I write the newsletter Construction Physics, which is what Austin based most of his post on, and have written about this issue a lot.

First, a bit of a clarification. Manufactured homes are homes that don't meet local building codes, but instead meet the HUD code for manufactured homes (which, among other things, requires the permanent chassis). But there's nothing stopping anyone from building a home in a factory that meets local building codes, and putting it up on a normal site just like a normal house. The reason this isn't more popular is that it tends to be more expensive than traditional construction.

The main issue preventing returns to scale in home construction is shipping and logistics. Homes are so big that to prefabricate them you have to either break them into panels (adding a lot of upfront complexity and still having significant site work) or ship them as large modules that require carefully planned routes, follow cars, large cranes to set, etc. The result is that you tend to see prefabricated homes (and other buildings) shipped relatively short distances, generally less than 500 miles. This fundamentally limits how big a market you can serve and what sort of scale you can achieve.

Even manufactured homes don't really get around this. Clayton has something like 17 factories around the country to deliver a relatively small number of homes (in the neighborhood of 50,000).

Many, many companies have tried and failed to overcome this, Katerra (a 2B-dollar prefab construction startup that just went bankrupt) being the latest.

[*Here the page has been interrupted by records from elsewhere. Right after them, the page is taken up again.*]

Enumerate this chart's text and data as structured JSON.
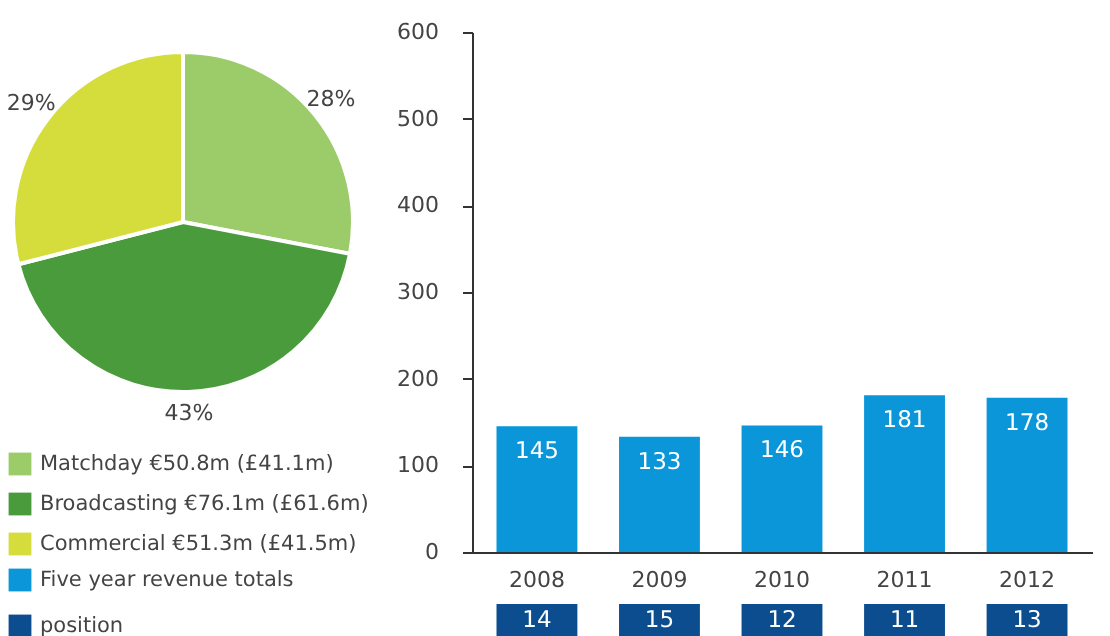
{
  "chart_data": [
    {
      "type": "pie",
      "categories": [
        "Matchday €50.8m (£41.1m)",
        "Broadcasting €76.1m (£61.6m)",
        "Commercial €51.3m (£41.5m)"
      ],
      "values": [
        28,
        43,
        29
      ],
      "value_labels": [
        "28%",
        "43%",
        "29%"
      ],
      "colors": [
        "#9ccc6a",
        "#4a9b3c",
        "#d4dd3c"
      ],
      "legend": "bottom"
    },
    {
      "type": "bar",
      "categories": [
        "2008",
        "2009",
        "2010",
        "2011",
        "2012"
      ],
      "series": [
        {
          "name": "Five year revenue totals",
          "color": "#0a96d8",
          "values": [
            145,
            133,
            146,
            181,
            178
          ]
        }
      ],
      "ylim": [
        0,
        600
      ],
      "yticks": [
        0,
        100,
        200,
        300,
        400,
        500,
        600
      ],
      "data_labels": true,
      "grid": false,
      "legend": "bottom"
    },
    {
      "type": "other",
      "categories": [
        null,
        null,
        null,
        null,
        null
      ],
      "series": [
        {
          "name": "position",
          "color": "#0b4d8f",
          "values": [
            14,
            15,
            12,
            11,
            13
          ]
        }
      ],
      "data_labels": true,
      "legend": "bottom"
    }
  ]
}
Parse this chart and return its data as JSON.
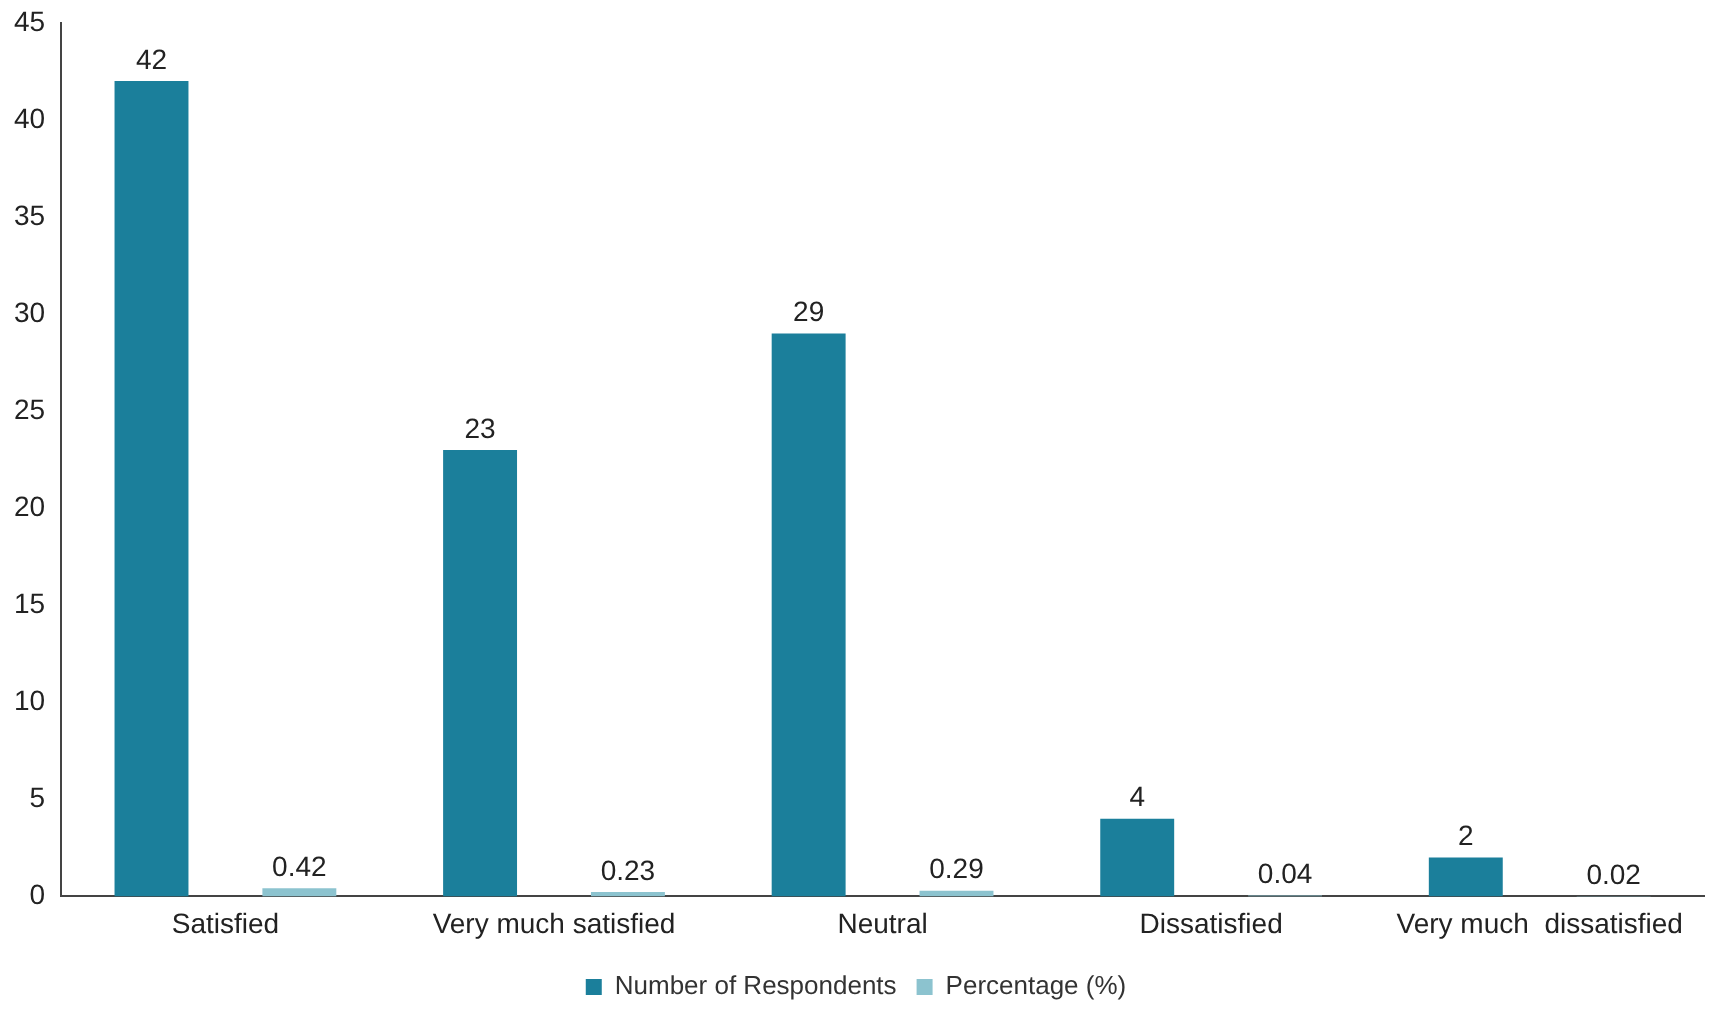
{
  "chart_data": {
    "type": "bar",
    "categories": [
      "Satisfied",
      "Very much satisfied",
      "Neutral",
      "Dissatisfied",
      "Very much  dissatisfied"
    ],
    "series": [
      {
        "name": "Number of Respondents",
        "color": "#1b7f9b",
        "values": [
          42,
          23,
          29,
          4,
          2
        ]
      },
      {
        "name": "Percentage (%)",
        "color": "#8cc3cf",
        "values": [
          0.42,
          0.23,
          0.29,
          0.04,
          0.02
        ]
      }
    ],
    "ylim": [
      0,
      45
    ],
    "yticks": [
      0,
      5,
      10,
      15,
      20,
      25,
      30,
      35,
      40,
      45
    ],
    "grid": false,
    "legend": "bottom",
    "data_labels": true
  }
}
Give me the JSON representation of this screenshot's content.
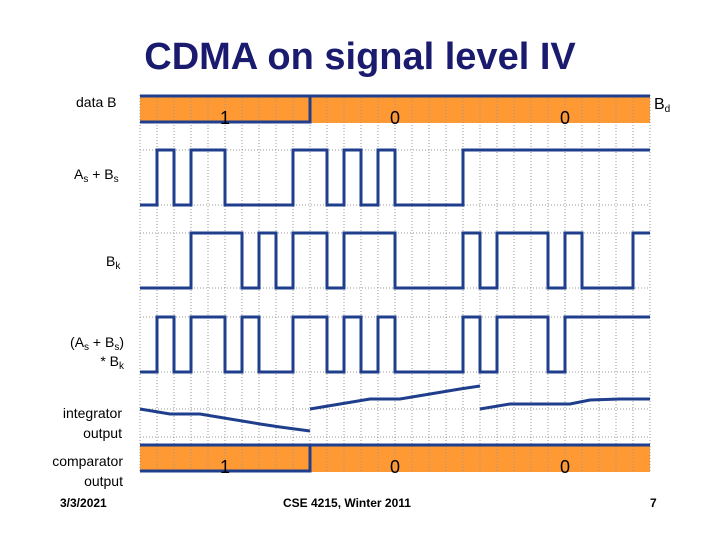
{
  "title": "CDMA on signal level IV",
  "labels": {
    "data_b": "data B",
    "sum": {
      "a": "A",
      "a_sub": "s",
      "plus": " + B",
      "b_sub": "s"
    },
    "bk": {
      "b": "B",
      "sub": "k"
    },
    "product": {
      "line1_open": "(A",
      "a_sub": "s",
      "plus": " + B",
      "b_sub": "s",
      "close": ")",
      "line2": "* B",
      "line2_sub": "k"
    },
    "integrator_1": "integrator",
    "integrator_2": "output",
    "comparator_1": "comparator",
    "comparator_2": "output",
    "bd": {
      "b": "B",
      "sub": "d"
    }
  },
  "data_bits": [
    "1",
    "0",
    "0"
  ],
  "comparator_bits": [
    "1",
    "0",
    "0"
  ],
  "signals": {
    "as_plus_bs": [
      0,
      1,
      0,
      1,
      1,
      0,
      0,
      0,
      0,
      1,
      1,
      0,
      1,
      0,
      1,
      0,
      0,
      0,
      0,
      1,
      1,
      1,
      1,
      1,
      1,
      1,
      1,
      1,
      1,
      1
    ],
    "bk": [
      0,
      0,
      0,
      1,
      1,
      1,
      0,
      1,
      0,
      1,
      1,
      0,
      1,
      1,
      1,
      0,
      0,
      0,
      0,
      1,
      0,
      1,
      1,
      1,
      0,
      1,
      0,
      0,
      0,
      1
    ],
    "product": [
      0,
      1,
      0,
      1,
      1,
      0,
      1,
      0,
      0,
      1,
      1,
      0,
      1,
      0,
      1,
      0,
      0,
      0,
      0,
      1,
      0,
      1,
      1,
      1,
      0,
      1,
      1,
      1,
      1,
      1
    ]
  },
  "footer": {
    "date": "3/3/2021",
    "course": "CSE 4215, Winter 2011",
    "page": "7"
  },
  "colors": {
    "title": "#1a1a6e",
    "bar": "#FF9933",
    "signal": "#1f3e8c",
    "grid": "#999999"
  }
}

Also, I think Matt is overstating the importance of high land cost. The vast majority of population growth (and thus new construction) occurs in the south and the southwest, places where the land cost is very low and the cost of a new house often approaches the cost of construction. You actually see a fairly strong correlation between cost of construction and population growth, but NOT any correlation between home cost with the price of land and population growth. So lowering the cost of construction would have fairly enormous effects if you could figure out how to do it.

For manufactured homes, I think the larger issue than zoning is the way they're financed. These are almost never financed as real estate, but as personal property. So the loans for them have higher interest rates, and they don't maintain their value over time the way a traditional home does. But there's a new type of manufactured home called a "CrossMod" that's advertised as built like a manufactured home but financed like a traditional home - we'll see how that does.